Et c’est exactement ce qu’il est. Animateur d’une émission humoristique à la télévision, acteur comique et producteur de cinéma, Jimmy Morales n’a jamais côtoyé les cercles de pouvoir. Mais plutôt le monde des paillettes. « Pendant 20 ans, je vous ai fait rire, je vous promets que si je deviens président, je ne vais pas vous faire pleurer », a lancé Jimmy Morales durant sa campagne. Avec son sourire hollywoodien et sa bonhomie naturelle, il s’est fait connaître et aimer du grand public. Avec son frère, il participe à des « moralejas », des sketchs (kitchs) et comiques parodiant la mafia et les travers de la société. Il a également réalisé sept films.

LES « MORALEJAS » DE JIMMY MORALES

En 2007, c’est son rôle de « Neto », un cowboy naïf sur le point de devenir…. président par accident (!) qui assoit sa notoriété. « À l’instar de Beppe Grillo [homme politique italien, ancien humoriste, fondateur du mouvement 5 étoiles] Jimmy Morales était très populaire dans son pays avant de se lancer en politique », précise le spécialiste de l’Amérique latine.

Un homme politique conservateur

Reste que, malgré sa sympathie, Jimmy Morales ne compte pas que des partisans. D’aucuns critiquent ses soutiens au sein du FCN-Nation, parti créé en 2008 par d’anciens militaires soupçonnés de violations des droits de l’Homme durant la guerre civile (1960-1996).

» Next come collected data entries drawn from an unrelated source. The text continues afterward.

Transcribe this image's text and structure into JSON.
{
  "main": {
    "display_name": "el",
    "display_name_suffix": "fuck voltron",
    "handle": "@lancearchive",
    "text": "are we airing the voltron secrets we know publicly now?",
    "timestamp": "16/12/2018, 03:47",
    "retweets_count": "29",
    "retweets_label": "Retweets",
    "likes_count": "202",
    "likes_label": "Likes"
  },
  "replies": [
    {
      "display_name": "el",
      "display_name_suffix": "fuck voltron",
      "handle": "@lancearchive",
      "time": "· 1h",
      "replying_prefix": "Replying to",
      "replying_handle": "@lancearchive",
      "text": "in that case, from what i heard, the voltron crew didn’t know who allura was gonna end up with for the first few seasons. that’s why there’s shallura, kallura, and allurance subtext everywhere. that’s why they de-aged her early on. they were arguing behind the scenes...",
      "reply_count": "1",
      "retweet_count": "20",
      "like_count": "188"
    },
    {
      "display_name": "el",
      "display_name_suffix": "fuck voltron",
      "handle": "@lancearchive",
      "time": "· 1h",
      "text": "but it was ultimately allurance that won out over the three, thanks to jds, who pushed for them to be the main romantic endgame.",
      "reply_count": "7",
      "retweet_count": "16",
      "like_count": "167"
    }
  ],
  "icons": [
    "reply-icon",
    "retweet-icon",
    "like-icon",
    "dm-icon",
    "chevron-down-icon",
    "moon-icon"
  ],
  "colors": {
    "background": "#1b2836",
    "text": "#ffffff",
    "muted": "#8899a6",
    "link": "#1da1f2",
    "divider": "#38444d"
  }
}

D’autres l’accusent de racisme. C’est le cas d’Alba Cecilia Merida, anthropologue, militante des droits de l’Homme au Guatemala. « C’est un homme quelconque et un comédien très raciste : tous ses sketches comiques sont basés sur la figure de l’Indien dont il se moque. Il donne une image péjorative des Indiens : des gens ignorants, bêtes… », a-t-elle déclaré sur RFI.

Jimmy Morales ne renvoie pas non plus l’image d’un homme politique particulièrement progressiste. « C’est un évangéliste. Et comme tout évangéliste, il place la rigueur morale au-dessus de tout. C’est donc un homme très conservateur. On sait, par exemple, qu’il est contre le mariage homosexuel », précise Jean-Jacques Kourliandsky, ou encore contre l’avortement, contre la légalisation du cannabis. On sait aussi qu’il partage l’idéologie libérale. « Ce qui est étonnant, c’est qu’après avoir porté au pouvoir Otto Perez, un homme de droite, corrompu, on aurait pu penser qu’un parti de gauche ou de centre-gauche aurait eu les faveurs des Guatémaltèques, mais ce n’est pas le cas », ajoute le spécialiste.

Le plus dur pour Jimmy Morales reste désormais l’exercice du pouvoir. « Il n’a aucune connexion politique, il n’a jamais eu de mandat. Il lui reste tout à construire ».